What does a functional and healthy home inspector and HVAC service technician relationship look like? Here is an example, found at the earlier referenced home inspector national association Web page, of an actual home inspector and service technician working to solve a potential hazard and provide safe home heating.
“I [the home inspector] inspected a furnace and later received a call from the owner that this furnace had been ‘red tagged’ due to a cracked heat exchanger. Previously, I had inspected the furnace as thoroughly as I knew possible. In my report, I stated that the furnace was old and that we are unable to determine the life remaining. The problem is that the homeowner claimed that I should cover the cost to replace the furnace. The owner has since contacted a reputable HVAC technician. The technician installed a new furnace right away, and told the client that I did all I can and that there was no way of determining when the furnace would fail. The clients then contacted their real estate agent and told him that they should have read the signals and replaced the furnace upon moving in, and that in fact, the report indicated that the furnace was old.”
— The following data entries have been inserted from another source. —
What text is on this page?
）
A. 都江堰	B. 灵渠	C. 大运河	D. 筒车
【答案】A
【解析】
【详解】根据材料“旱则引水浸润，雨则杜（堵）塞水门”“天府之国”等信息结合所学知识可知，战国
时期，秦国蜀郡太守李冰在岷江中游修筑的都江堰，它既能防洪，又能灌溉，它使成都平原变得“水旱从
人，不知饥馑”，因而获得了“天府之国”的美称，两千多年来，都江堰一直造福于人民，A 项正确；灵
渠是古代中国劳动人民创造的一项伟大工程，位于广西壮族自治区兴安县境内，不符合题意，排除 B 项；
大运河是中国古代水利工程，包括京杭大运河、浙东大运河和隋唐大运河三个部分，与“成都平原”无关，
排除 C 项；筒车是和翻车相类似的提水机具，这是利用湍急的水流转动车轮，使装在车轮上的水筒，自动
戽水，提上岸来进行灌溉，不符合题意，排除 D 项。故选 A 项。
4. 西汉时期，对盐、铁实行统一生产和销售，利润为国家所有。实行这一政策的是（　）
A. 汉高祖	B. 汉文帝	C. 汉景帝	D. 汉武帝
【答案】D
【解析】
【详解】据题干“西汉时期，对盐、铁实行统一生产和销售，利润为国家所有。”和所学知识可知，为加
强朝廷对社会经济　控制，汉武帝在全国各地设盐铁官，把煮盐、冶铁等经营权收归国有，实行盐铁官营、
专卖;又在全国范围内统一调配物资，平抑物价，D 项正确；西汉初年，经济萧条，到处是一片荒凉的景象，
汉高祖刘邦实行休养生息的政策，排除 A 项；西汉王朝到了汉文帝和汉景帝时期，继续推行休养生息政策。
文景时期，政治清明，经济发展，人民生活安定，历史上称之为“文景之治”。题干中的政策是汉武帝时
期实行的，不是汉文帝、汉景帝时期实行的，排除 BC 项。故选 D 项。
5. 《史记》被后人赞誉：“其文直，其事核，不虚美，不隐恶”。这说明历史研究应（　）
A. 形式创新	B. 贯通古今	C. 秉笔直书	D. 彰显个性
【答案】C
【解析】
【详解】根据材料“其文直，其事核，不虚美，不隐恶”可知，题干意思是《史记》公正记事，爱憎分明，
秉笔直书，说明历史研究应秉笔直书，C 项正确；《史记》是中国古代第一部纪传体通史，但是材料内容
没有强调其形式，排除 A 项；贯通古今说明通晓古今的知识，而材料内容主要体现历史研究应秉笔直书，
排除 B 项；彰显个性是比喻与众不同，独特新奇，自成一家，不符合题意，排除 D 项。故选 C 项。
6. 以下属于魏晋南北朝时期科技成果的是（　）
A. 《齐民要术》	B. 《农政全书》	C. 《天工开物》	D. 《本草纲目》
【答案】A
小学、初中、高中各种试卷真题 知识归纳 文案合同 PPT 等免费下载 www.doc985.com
Working together is important for both industries’ images, and customer safety. Instead of fighting each other over a low wall, the home inspector and the HVAC technician accomplished customer safety and satisfaction without damaging anyone’s reputation.
Not all home inspectors are oblivious, and not all HVAC contractors are out to make a fast buck. It is about time the two set some standards and play like a team. Who knows, it might just save someone’s life.